Great case, great dial, great watch! You can’t go wrong with a vintage Seamaster.
The movement looks good. The case back gasket is pretty old – it’s been compressed and staying flat in some areas. I always put in a new gasket, anyway.
Lovely dial in very good condition.
Day and date wheels.
Bottom plate without the day and date wheels.
The top plate without the auto winder.
The gear train exposed.
Mainspring in barrel.
For cleaning, I put all the small parts (screws, jewels, etc.) into a cleaning basket.
Everything cleaned, rinsed and dried and ready for reassembly.
As usual, I start off by putting the balance jewel assemblies back together and oiling them.
Then the barrel and wheel bridges are mounted, and I slightly wind the mainspring to check the wheels for wobbles and to see if everything turns freely. After oiling, I expect the escape wheel to slightly recoil when the mainspring has run out.
The balance starts swinging as soon as it’s dropped in.
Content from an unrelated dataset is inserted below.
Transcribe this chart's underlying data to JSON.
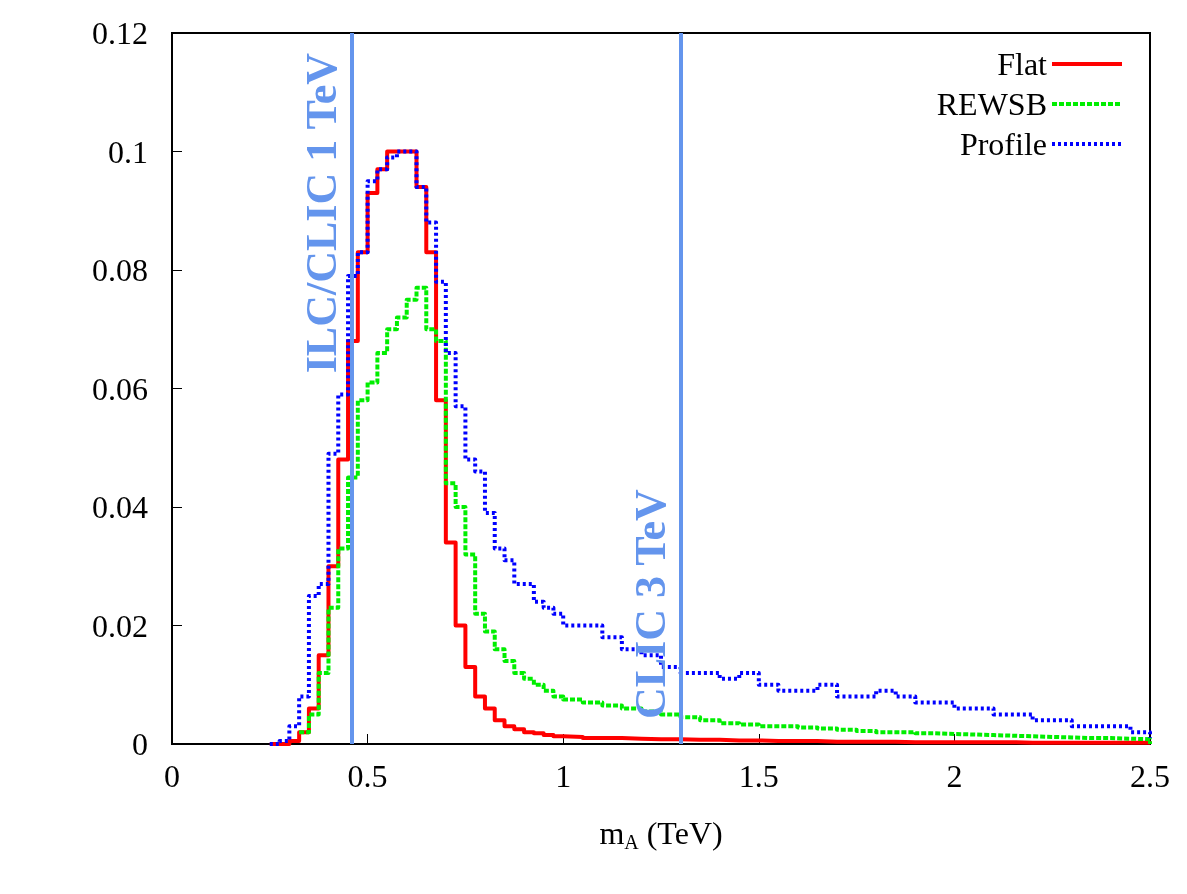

With the mainspring only slightly wound, I get a great amplitude, and I adjust the beat error to 0ms. I won’t finely adjust the beat rate yet as I will let the movement settle for a day before doing that.
After having put the bottom plate assembly back in, I adjust the date wheel so it changes simultaneously with the day wheel, then I mount the dial and hands.
Ready for casing.
What a beauty!
The old case back gasket has seen a couple of decades – it’s completely brittle and breaks up as I remove it.